Yes, it absolutely does. And, it has a lot to do with the kind of environment we have created with urbanization.
For the last 10,000 years we lived in an intimate relationship with animals (and seemingly most importantly cattle). For example, early houses were built with the first floor as a barn for animals; and people lived on the second floor above. As a result, there was constant exposure to cattle, their droppings, and their environment. Some of the bacteria (and possibly other factors) in this environment seem to beneficially modulate the human immune system, preventing the long-term development of allergies and autoimmunity. Exposure to this environment in the first six months of life seems to be sufficient to imprint a lasting protection from allergies and autoimmunity. This effect has been studied especially in the developing immune system in infants and toddlers. The benefit from a farm environment in reducing allergies and autoimmunity is the result of promoting and enhancing regulatory T cell development and function.
With urbanization and the relatively recent cleaning of our environment (sanitation, clean water, vaccinations etc.) we live longer but our immune systems have lost the long-term benefit of early micro-organism exposure which tunes and improves regulatory T cell function. It likely accentuates the down side of viral infections in those with genetically inherited immune variations which predispose to MS. Minimizing epidemic infections has also removed the immune system from the positive immune balancing benefit from “helpful” pathogen exposure of regulatory T cells. The environmental change due to urbanization and its impact on allergy and autoimmunity has been called the “Hygiene Hypothesis”.

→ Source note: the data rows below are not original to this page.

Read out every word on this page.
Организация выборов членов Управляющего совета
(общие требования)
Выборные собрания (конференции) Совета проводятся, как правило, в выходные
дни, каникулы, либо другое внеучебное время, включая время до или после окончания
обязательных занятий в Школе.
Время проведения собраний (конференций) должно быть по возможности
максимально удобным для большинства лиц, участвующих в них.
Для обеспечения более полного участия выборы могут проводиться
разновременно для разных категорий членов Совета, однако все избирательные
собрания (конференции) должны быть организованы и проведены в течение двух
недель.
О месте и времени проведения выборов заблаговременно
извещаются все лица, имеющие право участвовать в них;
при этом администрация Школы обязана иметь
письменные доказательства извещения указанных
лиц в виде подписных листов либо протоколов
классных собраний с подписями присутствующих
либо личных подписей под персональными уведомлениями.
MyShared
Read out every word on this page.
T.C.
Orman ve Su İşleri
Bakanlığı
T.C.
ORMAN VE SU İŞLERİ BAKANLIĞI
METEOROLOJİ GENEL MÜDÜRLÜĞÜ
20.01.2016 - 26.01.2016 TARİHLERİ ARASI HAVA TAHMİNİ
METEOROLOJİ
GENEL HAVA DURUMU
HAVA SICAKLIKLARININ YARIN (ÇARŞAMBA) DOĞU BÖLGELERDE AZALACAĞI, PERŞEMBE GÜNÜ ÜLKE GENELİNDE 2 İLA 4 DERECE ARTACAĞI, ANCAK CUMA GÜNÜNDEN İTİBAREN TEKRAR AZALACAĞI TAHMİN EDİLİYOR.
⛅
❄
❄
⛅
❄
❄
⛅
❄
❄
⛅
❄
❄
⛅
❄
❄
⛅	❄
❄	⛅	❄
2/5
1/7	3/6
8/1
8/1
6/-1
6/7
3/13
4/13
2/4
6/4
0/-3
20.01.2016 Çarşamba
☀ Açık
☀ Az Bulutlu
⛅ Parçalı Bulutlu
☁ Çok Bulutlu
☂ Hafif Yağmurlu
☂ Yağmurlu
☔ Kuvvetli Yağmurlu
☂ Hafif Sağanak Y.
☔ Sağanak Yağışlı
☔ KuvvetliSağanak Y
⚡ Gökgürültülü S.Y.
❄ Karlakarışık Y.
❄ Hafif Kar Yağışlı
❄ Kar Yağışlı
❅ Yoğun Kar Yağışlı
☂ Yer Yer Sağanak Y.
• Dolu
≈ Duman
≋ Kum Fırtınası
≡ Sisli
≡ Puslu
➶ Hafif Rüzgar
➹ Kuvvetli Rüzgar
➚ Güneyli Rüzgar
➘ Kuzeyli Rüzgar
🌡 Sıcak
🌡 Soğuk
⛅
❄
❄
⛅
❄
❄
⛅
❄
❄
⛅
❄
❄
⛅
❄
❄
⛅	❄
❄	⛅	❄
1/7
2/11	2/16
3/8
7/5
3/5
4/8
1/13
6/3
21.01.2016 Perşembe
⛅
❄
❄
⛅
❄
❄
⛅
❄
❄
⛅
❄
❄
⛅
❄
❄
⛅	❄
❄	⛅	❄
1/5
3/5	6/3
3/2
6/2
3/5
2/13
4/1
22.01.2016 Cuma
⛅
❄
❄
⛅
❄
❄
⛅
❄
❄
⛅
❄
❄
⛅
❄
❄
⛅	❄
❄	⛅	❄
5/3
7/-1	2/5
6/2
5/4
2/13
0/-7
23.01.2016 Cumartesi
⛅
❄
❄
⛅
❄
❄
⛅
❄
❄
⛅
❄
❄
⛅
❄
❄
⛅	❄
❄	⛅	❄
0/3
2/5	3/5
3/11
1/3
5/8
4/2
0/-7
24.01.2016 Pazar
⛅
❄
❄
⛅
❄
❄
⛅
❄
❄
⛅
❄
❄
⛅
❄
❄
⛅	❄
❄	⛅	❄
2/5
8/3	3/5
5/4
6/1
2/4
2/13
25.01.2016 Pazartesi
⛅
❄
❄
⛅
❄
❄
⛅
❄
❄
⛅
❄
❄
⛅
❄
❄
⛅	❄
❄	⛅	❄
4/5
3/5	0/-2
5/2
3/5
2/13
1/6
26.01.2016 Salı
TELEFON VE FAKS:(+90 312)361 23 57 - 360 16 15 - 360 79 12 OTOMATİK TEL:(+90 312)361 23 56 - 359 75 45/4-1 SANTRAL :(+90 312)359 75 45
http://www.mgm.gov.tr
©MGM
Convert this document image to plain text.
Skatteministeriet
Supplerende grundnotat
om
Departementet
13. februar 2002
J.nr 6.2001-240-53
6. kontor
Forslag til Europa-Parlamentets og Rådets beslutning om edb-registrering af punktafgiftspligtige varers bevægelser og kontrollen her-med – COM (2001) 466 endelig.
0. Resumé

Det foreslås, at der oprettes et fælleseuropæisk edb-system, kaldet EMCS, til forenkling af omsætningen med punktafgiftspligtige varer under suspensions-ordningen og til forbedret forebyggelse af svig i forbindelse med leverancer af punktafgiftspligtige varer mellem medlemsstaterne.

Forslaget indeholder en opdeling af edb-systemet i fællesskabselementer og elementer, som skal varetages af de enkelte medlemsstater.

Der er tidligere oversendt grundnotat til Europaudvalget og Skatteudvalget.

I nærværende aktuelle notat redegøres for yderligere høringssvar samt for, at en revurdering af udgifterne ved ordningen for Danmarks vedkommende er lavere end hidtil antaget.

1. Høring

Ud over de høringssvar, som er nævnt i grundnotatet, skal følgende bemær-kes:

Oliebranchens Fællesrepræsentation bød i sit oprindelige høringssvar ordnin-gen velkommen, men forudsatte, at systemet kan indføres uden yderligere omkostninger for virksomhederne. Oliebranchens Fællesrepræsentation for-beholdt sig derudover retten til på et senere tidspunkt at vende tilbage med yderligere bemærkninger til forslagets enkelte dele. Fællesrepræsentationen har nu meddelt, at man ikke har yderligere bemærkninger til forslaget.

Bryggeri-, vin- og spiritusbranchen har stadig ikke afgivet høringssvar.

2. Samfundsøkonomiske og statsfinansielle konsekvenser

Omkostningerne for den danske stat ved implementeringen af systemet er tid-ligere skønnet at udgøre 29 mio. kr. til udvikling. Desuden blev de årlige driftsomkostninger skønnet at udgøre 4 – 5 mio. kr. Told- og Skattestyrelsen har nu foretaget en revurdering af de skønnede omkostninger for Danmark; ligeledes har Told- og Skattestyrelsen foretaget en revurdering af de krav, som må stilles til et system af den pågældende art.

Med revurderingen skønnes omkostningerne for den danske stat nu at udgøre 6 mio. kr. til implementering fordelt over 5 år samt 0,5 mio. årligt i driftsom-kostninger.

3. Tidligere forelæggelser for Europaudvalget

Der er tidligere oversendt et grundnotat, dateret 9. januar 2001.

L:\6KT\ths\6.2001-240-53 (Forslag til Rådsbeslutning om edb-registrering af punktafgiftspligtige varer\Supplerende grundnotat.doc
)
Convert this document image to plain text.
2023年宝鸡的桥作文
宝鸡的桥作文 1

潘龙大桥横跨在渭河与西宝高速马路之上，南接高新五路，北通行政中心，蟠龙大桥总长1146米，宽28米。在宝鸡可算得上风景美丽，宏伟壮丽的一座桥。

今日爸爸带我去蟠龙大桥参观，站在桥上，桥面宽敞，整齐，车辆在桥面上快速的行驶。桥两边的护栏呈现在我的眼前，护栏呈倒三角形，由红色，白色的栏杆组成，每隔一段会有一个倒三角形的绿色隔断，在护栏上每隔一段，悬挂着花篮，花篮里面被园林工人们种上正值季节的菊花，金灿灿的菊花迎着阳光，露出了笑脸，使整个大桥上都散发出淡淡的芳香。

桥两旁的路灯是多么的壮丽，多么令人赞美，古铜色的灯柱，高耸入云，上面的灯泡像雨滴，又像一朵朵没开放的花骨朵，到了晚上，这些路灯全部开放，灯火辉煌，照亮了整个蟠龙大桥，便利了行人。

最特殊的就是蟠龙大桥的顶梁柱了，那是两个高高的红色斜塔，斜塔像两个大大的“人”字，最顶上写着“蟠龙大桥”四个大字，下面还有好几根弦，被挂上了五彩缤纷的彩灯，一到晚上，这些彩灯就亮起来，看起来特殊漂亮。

It is notable that with urbanization of rural communities in Africa and elsewhere, there has been a spike in the development of allergies and autoimmunity. This phenomenon seems to be the result of losing the kind of environment necessary to induce a balanced development of our immune systems. Further, an interesting epidemiologic study was done in Crete where the effects of urbanization on the development of MS were studied. It was found that the movement of young women in their twenties from rural to urban environments increased the occurrence of MS in these women. Again, it is possible that this situation reflects the loss of ongoing immune protection from living in a farm environment in these individuals.
Therefore, while viruses do not directly cause an infection called MS they do have a profound influence on the development and balance of immune responses. The interactions of certain viruses with the immune system in genetically susceptible individuals may predispose to the development of MS as well as acting as triggers for relapses. The major focus of our research at MSRI is to study the immune system and especially the balance between effector and regulatory T cells to uncover fundamental immune mechanisms which cause MS.